Так мы и проводили дни своей жизни с Карастояновой — за хорошими разговорами и пивом. Наверняка нашелся бы кто-то, кто бы сказал, что мы не работали, но черт побери, мы вкалывали будь здоров. Мы были расторопными и точными в делах, как истинные пьяницы. Обычным людям незачем так вкалывать: за аккуратно и быстро выполненную работу они не получают вознаграждения в виде золота. А мы получали. После окончания всех дел в отделении нас ожидало самое нежное и томящееся, самое золотое пиво в этом мире!

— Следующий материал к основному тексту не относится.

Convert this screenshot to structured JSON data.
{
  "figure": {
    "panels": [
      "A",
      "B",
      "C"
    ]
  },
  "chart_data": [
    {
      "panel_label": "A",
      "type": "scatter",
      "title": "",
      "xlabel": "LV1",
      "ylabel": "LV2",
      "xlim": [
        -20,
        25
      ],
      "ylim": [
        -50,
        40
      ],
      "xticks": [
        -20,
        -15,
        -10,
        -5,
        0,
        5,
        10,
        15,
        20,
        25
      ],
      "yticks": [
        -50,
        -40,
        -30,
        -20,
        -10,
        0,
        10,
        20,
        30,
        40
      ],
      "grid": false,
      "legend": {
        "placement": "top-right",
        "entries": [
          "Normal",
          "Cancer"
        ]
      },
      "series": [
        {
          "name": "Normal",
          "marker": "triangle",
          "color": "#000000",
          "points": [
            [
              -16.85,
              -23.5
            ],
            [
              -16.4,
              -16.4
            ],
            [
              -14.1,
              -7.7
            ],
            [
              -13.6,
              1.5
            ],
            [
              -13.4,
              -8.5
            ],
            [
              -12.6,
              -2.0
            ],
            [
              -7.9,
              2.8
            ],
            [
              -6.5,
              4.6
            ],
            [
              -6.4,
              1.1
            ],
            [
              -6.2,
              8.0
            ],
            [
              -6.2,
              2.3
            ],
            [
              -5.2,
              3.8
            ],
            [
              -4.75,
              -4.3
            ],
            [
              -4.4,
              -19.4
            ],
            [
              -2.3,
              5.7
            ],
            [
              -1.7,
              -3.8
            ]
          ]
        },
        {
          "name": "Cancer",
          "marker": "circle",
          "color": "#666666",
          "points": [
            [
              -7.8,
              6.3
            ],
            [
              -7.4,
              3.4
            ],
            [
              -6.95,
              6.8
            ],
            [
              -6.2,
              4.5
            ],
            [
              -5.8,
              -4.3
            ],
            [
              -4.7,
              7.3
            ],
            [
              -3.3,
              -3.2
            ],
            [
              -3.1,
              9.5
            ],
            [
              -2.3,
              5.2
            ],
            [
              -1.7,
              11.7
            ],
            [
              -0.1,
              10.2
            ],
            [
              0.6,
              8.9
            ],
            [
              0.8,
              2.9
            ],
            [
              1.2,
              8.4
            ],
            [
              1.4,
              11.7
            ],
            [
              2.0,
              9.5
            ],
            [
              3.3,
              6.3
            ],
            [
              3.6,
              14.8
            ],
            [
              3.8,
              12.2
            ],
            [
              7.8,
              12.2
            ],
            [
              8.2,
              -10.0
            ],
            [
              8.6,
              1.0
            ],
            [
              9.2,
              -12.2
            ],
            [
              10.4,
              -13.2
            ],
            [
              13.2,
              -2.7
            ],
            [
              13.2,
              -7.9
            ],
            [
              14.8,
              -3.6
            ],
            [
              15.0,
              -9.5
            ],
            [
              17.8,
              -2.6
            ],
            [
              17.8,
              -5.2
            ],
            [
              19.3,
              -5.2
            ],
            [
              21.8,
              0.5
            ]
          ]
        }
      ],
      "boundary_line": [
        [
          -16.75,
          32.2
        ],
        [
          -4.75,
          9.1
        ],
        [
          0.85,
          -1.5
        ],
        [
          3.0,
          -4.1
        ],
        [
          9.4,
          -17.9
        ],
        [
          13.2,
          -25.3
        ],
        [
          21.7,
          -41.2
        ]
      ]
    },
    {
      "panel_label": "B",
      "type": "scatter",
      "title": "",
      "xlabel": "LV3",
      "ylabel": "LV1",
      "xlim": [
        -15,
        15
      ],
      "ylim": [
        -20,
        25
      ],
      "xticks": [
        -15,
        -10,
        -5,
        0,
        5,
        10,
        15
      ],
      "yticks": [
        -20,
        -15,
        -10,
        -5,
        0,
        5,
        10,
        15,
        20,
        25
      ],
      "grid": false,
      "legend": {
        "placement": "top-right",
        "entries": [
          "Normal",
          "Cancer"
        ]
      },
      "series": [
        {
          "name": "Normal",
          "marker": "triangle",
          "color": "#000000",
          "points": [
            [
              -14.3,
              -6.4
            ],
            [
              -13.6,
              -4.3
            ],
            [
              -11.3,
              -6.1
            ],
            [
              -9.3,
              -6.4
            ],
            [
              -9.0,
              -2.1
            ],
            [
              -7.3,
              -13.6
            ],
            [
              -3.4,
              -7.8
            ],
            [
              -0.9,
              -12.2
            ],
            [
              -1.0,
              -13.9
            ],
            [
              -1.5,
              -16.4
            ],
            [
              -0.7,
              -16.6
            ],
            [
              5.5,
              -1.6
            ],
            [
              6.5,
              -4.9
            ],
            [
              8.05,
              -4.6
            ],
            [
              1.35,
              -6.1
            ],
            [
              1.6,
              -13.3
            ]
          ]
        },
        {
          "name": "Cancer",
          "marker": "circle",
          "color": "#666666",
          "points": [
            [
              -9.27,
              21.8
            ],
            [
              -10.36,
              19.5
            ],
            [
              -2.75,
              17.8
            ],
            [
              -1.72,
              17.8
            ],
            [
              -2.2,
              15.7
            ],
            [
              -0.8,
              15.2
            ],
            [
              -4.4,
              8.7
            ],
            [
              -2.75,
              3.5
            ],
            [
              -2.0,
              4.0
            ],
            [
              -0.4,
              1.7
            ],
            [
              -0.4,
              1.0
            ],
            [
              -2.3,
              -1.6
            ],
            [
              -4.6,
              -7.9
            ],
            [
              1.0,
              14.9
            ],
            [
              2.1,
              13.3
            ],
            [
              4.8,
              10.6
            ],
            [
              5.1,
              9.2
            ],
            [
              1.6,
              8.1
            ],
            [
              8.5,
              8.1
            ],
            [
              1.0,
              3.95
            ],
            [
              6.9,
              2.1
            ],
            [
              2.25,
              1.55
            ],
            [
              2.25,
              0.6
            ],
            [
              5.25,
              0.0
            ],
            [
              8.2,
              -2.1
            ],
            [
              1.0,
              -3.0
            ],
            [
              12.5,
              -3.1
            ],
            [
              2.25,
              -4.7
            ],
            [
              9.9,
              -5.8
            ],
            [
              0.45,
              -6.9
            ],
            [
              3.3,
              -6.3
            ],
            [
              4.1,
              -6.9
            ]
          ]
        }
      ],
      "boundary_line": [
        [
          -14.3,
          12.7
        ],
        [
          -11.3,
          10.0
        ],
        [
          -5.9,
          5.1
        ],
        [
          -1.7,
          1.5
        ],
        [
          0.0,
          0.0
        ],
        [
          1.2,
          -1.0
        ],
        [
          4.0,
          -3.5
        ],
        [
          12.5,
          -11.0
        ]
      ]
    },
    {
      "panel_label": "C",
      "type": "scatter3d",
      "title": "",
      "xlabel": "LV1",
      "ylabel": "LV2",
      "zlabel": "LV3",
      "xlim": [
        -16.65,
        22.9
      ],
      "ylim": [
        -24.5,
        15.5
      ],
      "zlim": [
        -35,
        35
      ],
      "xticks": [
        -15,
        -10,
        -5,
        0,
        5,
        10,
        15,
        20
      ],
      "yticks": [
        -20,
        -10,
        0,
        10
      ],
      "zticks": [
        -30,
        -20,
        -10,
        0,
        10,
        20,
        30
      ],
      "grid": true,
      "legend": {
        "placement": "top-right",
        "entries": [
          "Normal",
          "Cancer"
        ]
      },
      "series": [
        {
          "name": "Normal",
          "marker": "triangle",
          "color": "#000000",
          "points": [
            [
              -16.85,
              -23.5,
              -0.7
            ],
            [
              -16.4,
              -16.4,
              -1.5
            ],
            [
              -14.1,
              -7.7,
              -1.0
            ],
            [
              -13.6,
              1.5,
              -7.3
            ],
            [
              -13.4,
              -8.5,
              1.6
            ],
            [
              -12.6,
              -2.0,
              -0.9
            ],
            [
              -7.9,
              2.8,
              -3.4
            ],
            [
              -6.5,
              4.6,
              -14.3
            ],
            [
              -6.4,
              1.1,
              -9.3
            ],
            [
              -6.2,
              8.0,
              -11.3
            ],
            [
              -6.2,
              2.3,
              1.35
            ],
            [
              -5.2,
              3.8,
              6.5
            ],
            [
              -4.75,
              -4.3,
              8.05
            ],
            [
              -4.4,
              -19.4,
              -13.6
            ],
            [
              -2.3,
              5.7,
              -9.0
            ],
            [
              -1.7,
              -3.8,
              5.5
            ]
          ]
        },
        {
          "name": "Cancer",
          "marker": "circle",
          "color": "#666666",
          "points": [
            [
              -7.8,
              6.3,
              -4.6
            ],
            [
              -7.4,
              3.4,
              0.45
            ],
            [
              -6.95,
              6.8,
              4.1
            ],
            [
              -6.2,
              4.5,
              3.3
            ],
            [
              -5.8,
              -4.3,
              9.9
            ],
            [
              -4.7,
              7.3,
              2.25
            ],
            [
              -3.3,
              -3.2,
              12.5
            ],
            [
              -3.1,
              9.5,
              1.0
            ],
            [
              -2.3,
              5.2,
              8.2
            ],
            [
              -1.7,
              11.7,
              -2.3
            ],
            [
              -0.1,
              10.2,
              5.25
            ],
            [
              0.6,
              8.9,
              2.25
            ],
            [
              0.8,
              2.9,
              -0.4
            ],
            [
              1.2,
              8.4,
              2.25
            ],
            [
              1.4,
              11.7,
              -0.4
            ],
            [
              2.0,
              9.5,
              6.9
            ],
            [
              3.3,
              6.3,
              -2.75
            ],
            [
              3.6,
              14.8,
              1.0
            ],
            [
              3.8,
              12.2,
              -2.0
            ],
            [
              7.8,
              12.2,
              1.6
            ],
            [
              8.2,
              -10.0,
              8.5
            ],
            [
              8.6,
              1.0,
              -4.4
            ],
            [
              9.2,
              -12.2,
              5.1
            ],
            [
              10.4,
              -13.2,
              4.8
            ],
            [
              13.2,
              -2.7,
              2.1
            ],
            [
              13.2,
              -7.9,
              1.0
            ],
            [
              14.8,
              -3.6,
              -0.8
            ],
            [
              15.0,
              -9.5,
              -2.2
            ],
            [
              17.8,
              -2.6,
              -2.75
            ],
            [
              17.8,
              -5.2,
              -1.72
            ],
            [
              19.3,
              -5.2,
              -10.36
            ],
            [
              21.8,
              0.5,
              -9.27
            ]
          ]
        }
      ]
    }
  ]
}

Так мы и жили — работая, решая поставленные задачи, в стремлении к своему золотому вознаграждению. Вожделенному вознаграждению. По крайней мере, так было до тех пор, пока мы работали вместе.

В воздухе вокруг нас витали хорошее настроение и безмятежность. Мы совершали обход, потом я принимал больных, которые поступили предыдущей ночью, и сочинял декурсусы. Эти короткие записи, из которых составлялись потом истории болезни тысяч больных, были полны идиотских формулировок, как, например, «внутренне напряжен» или «внешне спокоен». Добавлял я туда и описания драк, кровавых сцен, инцидентов с ножами, а иногда и описания нелепой смерти; потом я менял лечение для тех, кто в этом нуждался; я делал больных такими, какими хотела их видеть Карастоянова, — бодрыми, веселыми и улыбчивыми, добавляя к их курсу галоперидол или флуперин; назначал инъекции и под взглядами сестер усердно чиркал по страницам огромной кучи документов.

Сестры же только делали вид, что за мной наблюдают и что их интересует моя писанина.